BeyondChess™ CS Bridge
Week 1: Every Cell Has an Address
Body Concept: A body's cells have positions → Coordinates & Grids
Name:
Date:
Coach Lamont says: "When you find cell d4 on the board, you're doing the EXACT same thing a computer does when it finds a pixel on your screen. Last week you learned the board is a body with cells. This week you'll see that EVERY body — a chess board, a phone screen, a map, a spreadsheet — uses the same system to find its cells. You already think like a programmer. You just didn't know it yet."
Part 1: The Big Idea — All Bodies Have Addresses
A body has cells. Every cell needs an address so you can find it. Chess, computers, and the real world all solve this the same way:
| Chess (The Body) | Computer Science | Real World |
| Cell e4 | Array position [4][3] | Spreadsheet cell E4 |
| Files (a–h) = skeleton (vertical) | X-axis (horizontal) | Street names |
| Ranks (1–8) = layers (horizontal) | Y-axis (vertical) | Building numbers |
| 64 cells total | 8×8 = 64 data slots | 64 cells in a spreadsheet |
Part 2: CS Vocabulary (New Words for the Same Body)
- Coordinate System
- A way to describe exact locations using numbers or letters. The board uses files + ranks. Maps use latitude + longitude. Same idea: address every cell in the body.
- CHIMERA: every body has cells, and every cell has a position. The address system IS the body's way of knowing itself.
- 2D Array
- A grid of data stored in rows and columns — exactly like the board. "2D" means two dimensions (across and up/down). The board IS a 2D array.
- CHIMERA: Dimension 2 = the board. The simplest body with both skeleton (vertical) and layers (horizontal).
- Variable
- A container that holds information. Cell "e4" is a variable — it holds whatever piece is on it right now. The name stays the same but the contents change.
- Index
- The number that tells you WHERE something is in a list. File letter + rank number = the indexes that find any cell.
- Pixel
- The tiny dots that make up your screen. Each one has an (x, y) coordinate, just like a cell on the board. Your phone has millions of "cells" — each one a pixel with an address.

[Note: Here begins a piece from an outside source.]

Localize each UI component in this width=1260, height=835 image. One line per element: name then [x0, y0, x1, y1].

Part 3: See the Code — The Board as a Program
let board = [
["R", "N", "B", "Q", "K", "B", "N", "R"],
["P", "P", "P", "P", "P", "P", "P", "P"],
...
]
let piece = board[4][4]
Body Check: Every video game, every map app, every spreadsheet uses this same system. When you learned to read chess addresses last week, you learned to read coordinates — the language computers use to find any cell in any body.

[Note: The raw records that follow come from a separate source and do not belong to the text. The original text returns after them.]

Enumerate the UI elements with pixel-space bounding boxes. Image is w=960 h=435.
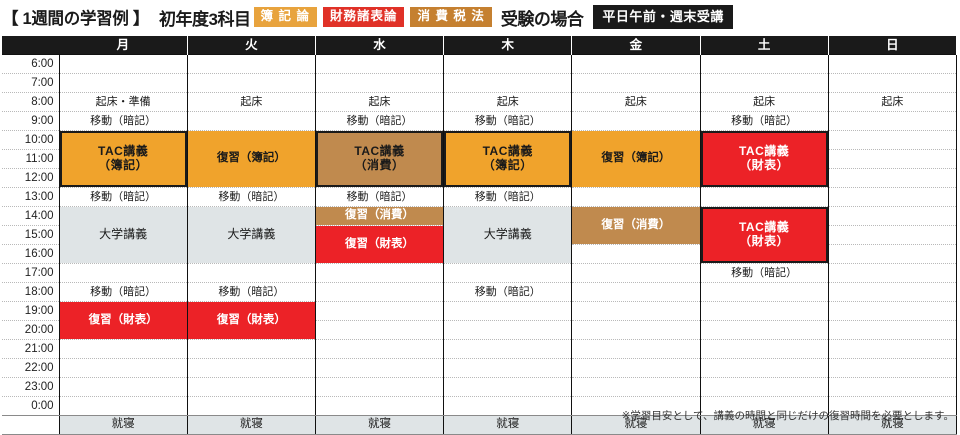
cell-thu-1900 — [444, 302, 572, 321]
cell-fri-2100 — [572, 340, 700, 359]
header-tail-text: 受験の場合 — [501, 5, 584, 30]
time-label-1100: 11:00 — [2, 150, 59, 169]
cell-mon-1700 — [59, 264, 187, 283]
entry-sat-1000: TAC講義 （財表） — [701, 131, 828, 187]
entry-fri-1000: 復習（簿記） — [572, 131, 699, 187]
cell-fri-1300 — [572, 188, 700, 207]
cell-tue-1700 — [187, 264, 315, 283]
cell-mon-2300 — [59, 378, 187, 397]
cell-wed-1800 — [315, 283, 443, 302]
time-label-1000: 10:00 — [2, 131, 59, 150]
cell-thu-2300 — [444, 378, 572, 397]
cell-sun-1100 — [828, 150, 956, 169]
entry-mon-1900: 復習（財表） — [60, 302, 187, 339]
cell-sun-1700 — [828, 264, 956, 283]
cell-sun-1900 — [828, 302, 956, 321]
table-row: 9:00 移動（暗記） 移動（暗記） 移動（暗記） 移動（暗記） — [2, 112, 957, 131]
day-header-tue: 火 — [187, 36, 315, 55]
cell-wed-0800: 起床 — [315, 93, 443, 112]
cell-fri-1700 — [572, 264, 700, 283]
cell-thu-0800: 起床 — [444, 93, 572, 112]
entry-tue-1000: 復習（簿記） — [188, 131, 315, 187]
cell-sun-0800: 起床 — [828, 93, 956, 112]
header-subtitle: 初年度3科目 — [159, 5, 250, 30]
cell-wed-0900: 移動（暗記） — [315, 112, 443, 131]
cell-thu-1800: 移動（暗記） — [444, 283, 572, 302]
entry-sat-1700: 移動（暗記） — [701, 264, 828, 282]
page-header: 【 1週間の学習例 】 初年度3科目 簿 記 論 財務諸表論 消 費 税 法 受… — [0, 0, 960, 34]
entry-tue-1400: 大学講義 — [188, 207, 315, 263]
entry-tue-1800: 移動（暗記） — [188, 283, 315, 301]
entry-wed-1400: 復習（消費） — [316, 207, 443, 225]
cell-sun-2100 — [828, 340, 956, 359]
entry-thu-0800: 起床 — [444, 93, 571, 111]
time-label-1400: 14:00 — [2, 207, 59, 226]
cell-sat-1800 — [700, 283, 828, 302]
cell-thu-2000 — [444, 321, 572, 340]
subject-chip-financial-statements: 財務諸表論 — [323, 7, 405, 27]
time-label-1500: 15:00 — [2, 226, 59, 245]
cell-thu-0600 — [444, 55, 572, 74]
cell-sat-2300 — [700, 378, 828, 397]
entry-tue-0800: 起床 — [188, 93, 315, 111]
entry-wed-0800: 起床 — [316, 93, 443, 111]
cell-fri-0600 — [572, 55, 700, 74]
cell-sun-2300 — [828, 378, 956, 397]
time-label-2200: 22:00 — [2, 359, 59, 378]
cell-sat-2100 — [700, 340, 828, 359]
cell-fri-1900 — [572, 302, 700, 321]
time-label-1700: 17:00 — [2, 264, 59, 283]
cell-wed-2100 — [315, 340, 443, 359]
entry-thu-1800: 移動（暗記） — [444, 283, 571, 301]
cell-tue-1900: 復習（財表） — [187, 302, 315, 340]
cell-wed-2300 — [315, 378, 443, 397]
cell-wed-0700 — [315, 74, 443, 93]
entry-tue-1900: 復習（財表） — [188, 302, 315, 339]
cell-mon-1300: 移動（暗記） — [59, 188, 187, 207]
study-schedule-page: 【 1週間の学習例 】 初年度3科目 簿 記 論 財務諸表論 消 費 税 法 受… — [0, 0, 960, 429]
table-row: 10:00 TAC講義 （簿記） 復習（簿記） TAC講義 （消費） TAC講義… — [2, 131, 957, 150]
time-label-1800: 18:00 — [2, 283, 59, 302]
time-label-1200: 12:00 — [2, 169, 59, 188]
cell-wed-1300: 移動（暗記） — [315, 188, 443, 207]
cell-fri-0800: 起床 — [572, 93, 700, 112]
cell-wed-0600 — [315, 55, 443, 74]
cell-mon-0600 — [59, 55, 187, 74]
entry-mon-0900: 移動（暗記） — [60, 112, 187, 130]
cell-wed-1000: TAC講義 （消費） — [315, 131, 443, 188]
cell-mon-1800: 移動（暗記） — [59, 283, 187, 302]
day-header-mon: 月 — [59, 36, 187, 55]
table-row: 21:00 — [2, 340, 957, 359]
cell-sat-0600 — [700, 55, 828, 74]
time-label-2300: 23:00 — [2, 378, 59, 397]
day-header-wed: 水 — [315, 36, 443, 55]
time-label-0000: 0:00 — [2, 397, 59, 416]
footnote: ※学習目安として、講義の時間と同じだけの復習時間を必要とします。 — [622, 408, 954, 423]
cell-mon-2100 — [59, 340, 187, 359]
cell-sun-0700 — [828, 74, 956, 93]
cell-sun-1500 — [828, 226, 956, 245]
cell-mon-2200 — [59, 359, 187, 378]
cell-tue-sleep: 就寝 — [187, 416, 315, 435]
cell-wed-2200 — [315, 359, 443, 378]
time-label-0800: 8:00 — [2, 93, 59, 112]
cell-sun-1600 — [828, 245, 956, 264]
cell-wed-1400: 復習（消費） — [315, 207, 443, 226]
entry-wed-1000: TAC講義 （消費） — [316, 131, 443, 187]
cell-fri-0700 — [572, 74, 700, 93]
table-row: 23:00 — [2, 378, 957, 397]
table-row: 14:00 大学講義 大学講義 復習（消費） 大学講義 復習（消費） TAC講義… — [2, 207, 957, 226]
cell-mon-0700 — [59, 74, 187, 93]
cell-sun-1800 — [828, 283, 956, 302]
cell-sun-2200 — [828, 359, 956, 378]
cell-wed-sleep: 就寝 — [315, 416, 443, 435]
day-header-thu: 木 — [444, 36, 572, 55]
cell-tue-1000: 復習（簿記） — [187, 131, 315, 188]
entry-wed-sleep: 就寝 — [316, 416, 443, 434]
entry-wed-1300: 移動（暗記） — [316, 188, 443, 206]
cell-thu-1700 — [444, 264, 572, 283]
cell-fri-0900 — [572, 112, 700, 131]
cell-mon-1400: 大学講義 — [59, 207, 187, 264]
entry-sun-0800: 起床 — [829, 93, 956, 111]
cell-sun-0600 — [828, 55, 956, 74]
cell-fri-1800 — [572, 283, 700, 302]
entry-thu-1400: 大学講義 — [444, 207, 571, 263]
cell-fri-2300 — [572, 378, 700, 397]
cell-mon-0900: 移動（暗記） — [59, 112, 187, 131]
cell-sun-1400 — [828, 207, 956, 226]
cell-sat-0800: 起床 — [700, 93, 828, 112]
time-label-1600: 16:00 — [2, 245, 59, 264]
table-row: 22:00 — [2, 359, 957, 378]
cell-sun-1000 — [828, 131, 956, 150]
entry-mon-1000: TAC講義 （簿記） — [60, 131, 187, 187]
cell-tue-1400: 大学講義 — [187, 207, 315, 264]
cell-wed-2000 — [315, 321, 443, 340]
entry-fri-0800: 起床 — [572, 93, 699, 111]
cell-sat-1300 — [700, 188, 828, 207]
entry-wed-1500: 復習（財表） — [316, 226, 443, 263]
cell-sat-1400: TAC講義 （財表） — [700, 207, 828, 264]
cell-tue-2200 — [187, 359, 315, 378]
cell-sat-2200 — [700, 359, 828, 378]
cell-thu-1000: TAC講義 （簿記） — [444, 131, 572, 188]
cell-sat-1000: TAC講義 （財表） — [700, 131, 828, 188]
time-label-1900: 19:00 — [2, 302, 59, 321]
table-row: 8:00 起床・準備 起床 起床 起床 起床 起床 起床 — [2, 93, 957, 112]
entry-mon-sleep: 就寝 — [60, 416, 187, 434]
entry-thu-1000: TAC講義 （簿記） — [444, 131, 571, 187]
cell-sat-0900: 移動（暗記） — [700, 112, 828, 131]
table-row: 6:00 — [2, 55, 957, 74]
cell-thu-0700 — [444, 74, 572, 93]
entry-thu-1300: 移動（暗記） — [444, 188, 571, 206]
cell-fri-1600 — [572, 245, 700, 264]
cell-fri-2000 — [572, 321, 700, 340]
time-label-1300: 13:00 — [2, 188, 59, 207]
cell-tue-0900 — [187, 112, 315, 131]
entry-mon-1800: 移動（暗記） — [60, 283, 187, 301]
cell-sat-2000 — [700, 321, 828, 340]
cell-sun-2000 — [828, 321, 956, 340]
day-header-sun: 日 — [828, 36, 956, 55]
cell-mon-sleep: 就寝 — [59, 416, 187, 435]
cell-mon-1900: 復習（財表） — [59, 302, 187, 340]
cell-thu-sleep: 就寝 — [444, 416, 572, 435]
entry-tue-1300: 移動（暗記） — [188, 188, 315, 206]
cell-tue-0600 — [187, 55, 315, 74]
cell-tue-1300: 移動（暗記） — [187, 188, 315, 207]
cell-tue-2300 — [187, 378, 315, 397]
cell-wed-0000 — [315, 397, 443, 416]
day-header-sat: 土 — [700, 36, 828, 55]
page-title: 【 1週間の学習例 】 — [2, 5, 149, 29]
entry-sat-0900: 移動（暗記） — [701, 112, 828, 130]
cell-tue-0700 — [187, 74, 315, 93]
table-header-row: 月 火 水 木 金 土 日 — [2, 36, 957, 55]
cell-fri-1400: 復習（消費） — [572, 207, 700, 245]
entry-thu-0900: 移動（暗記） — [444, 112, 571, 130]
entry-wed-0900: 移動（暗記） — [316, 112, 443, 130]
table-row: 7:00 — [2, 74, 957, 93]
cell-tue-1800: 移動（暗記） — [187, 283, 315, 302]
entry-sat-1400: TAC講義 （財表） — [701, 207, 828, 263]
subject-chip-consumption-tax: 消 費 税 法 — [410, 7, 491, 27]
entry-fri-1400: 復習（消費） — [572, 207, 699, 244]
cell-tue-2100 — [187, 340, 315, 359]
sleep-row-time-blank — [2, 416, 59, 435]
cell-mon-0800: 起床・準備 — [59, 93, 187, 112]
time-label-0600: 6:00 — [2, 55, 59, 74]
entry-mon-1400: 大学講義 — [60, 207, 187, 263]
entry-mon-1300: 移動（暗記） — [60, 188, 187, 206]
cell-fri-1000: 復習（簿記） — [572, 131, 700, 188]
cell-sun-1200 — [828, 169, 956, 188]
cell-tue-0000 — [187, 397, 315, 416]
table-row: 19:00 復習（財表） 復習（財表） — [2, 302, 957, 321]
cell-thu-0000 — [444, 397, 572, 416]
weekly-schedule-table: 月 火 水 木 金 土 日 6:00 — [2, 36, 957, 435]
cell-thu-2200 — [444, 359, 572, 378]
subject-chip-bookkeeping: 簿 記 論 — [254, 7, 317, 27]
time-label-2000: 20:00 — [2, 321, 59, 340]
table-row: 18:00 移動（暗記） 移動（暗記） 移動（暗記） — [2, 283, 957, 302]
cell-mon-1000: TAC講義 （簿記） — [59, 131, 187, 188]
time-label-2100: 21:00 — [2, 340, 59, 359]
entry-mon-0800: 起床・準備 — [60, 93, 187, 111]
cell-sun-0900 — [828, 112, 956, 131]
cell-thu-1300: 移動（暗記） — [444, 188, 572, 207]
cell-sat-1700: 移動（暗記） — [700, 264, 828, 283]
table-row: 13:00 移動（暗記） 移動（暗記） 移動（暗記） 移動（暗記） — [2, 188, 957, 207]
cell-wed-1900 — [315, 302, 443, 321]
cell-tue-0800: 起床 — [187, 93, 315, 112]
cell-mon-0000 — [59, 397, 187, 416]
cell-wed-1500: 復習（財表） — [315, 226, 443, 264]
entry-sat-0800: 起床 — [701, 93, 828, 111]
cell-sun-1300 — [828, 188, 956, 207]
cell-sat-1900 — [700, 302, 828, 321]
cell-fri-2200 — [572, 359, 700, 378]
entry-thu-sleep: 就寝 — [444, 416, 571, 434]
day-header-fri: 金 — [572, 36, 700, 55]
entry-tue-sleep: 就寝 — [188, 416, 315, 434]
schedule-type-badge: 平日午前・週末受講 — [593, 5, 733, 29]
time-label-0900: 9:00 — [2, 112, 59, 131]
cell-thu-0900: 移動（暗記） — [444, 112, 572, 131]
table-corner-cell — [2, 36, 59, 55]
cell-sat-0700 — [700, 74, 828, 93]
cell-wed-1700 — [315, 264, 443, 283]
table-row: 17:00 移動（暗記） — [2, 264, 957, 283]
cell-thu-1400: 大学講義 — [444, 207, 572, 264]
time-label-0700: 7:00 — [2, 74, 59, 93]
cell-thu-2100 — [444, 340, 572, 359]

Part 4: Practice Exercises
Before each answer: LOOK → THINK → CHECK → MOVE → RESET
Exercise A: Chess → Code Translation
If file a = column 0, b = column 1, etc., and rank 1 = row 0, rank 2 = row 1, etc., translate these cell addresses:
1. Chess cell a1 = Array position [][]
2. Chess cell e4 = Array position [][]
3. Chess cell h8 = Array position [][]
4. Array position [2][3] = Chess cell
Exercise B: Grid Coordinates
This 5×5 grid is a mini-body. Write the coordinate (column, row) for each marked cell:
5. ⭐ Star is at position: (, )
6. 🎯 Target is at position: (, )
7. ♟ Pawn is at position: (, )
8. 🏠 House is at position: (, )
Exercise C: Multiple Choice
9. A 2D array is most like:
- a) A single list of numbers
- b) A body with rows and columns — a grid of cells
- c) A random pile of data
- d) A single number
10. Which real-world body uses a coordinate system like the board?
- a) A pizza
- b) Google Maps — every location has coordinates
- c) A song
- d) The wind
Part 5: Think Like an Engineer
11. Your phone screen is 1080 pixels wide and 2400 pixels tall. It's a body made of over 2.5 million cells. How is this like a chessboard? How is it different?
12. If you were building a video game, why would you need a coordinate system (addresses for every cell) to place characters on the screen?
13. How is finding cell d4 on the board similar to finding your house on Google Maps? Both are bodies — what's the shared idea?
Week 1 Takeaway: The board is a body, and every body has cells with addresses. The chessboard uses files + ranks. Computers use arrays. Maps use latitude + longitude. Different costumes, same idea. When you read chess notation, you're already reading the language of coordinates — the language of ALL bodies that have positions.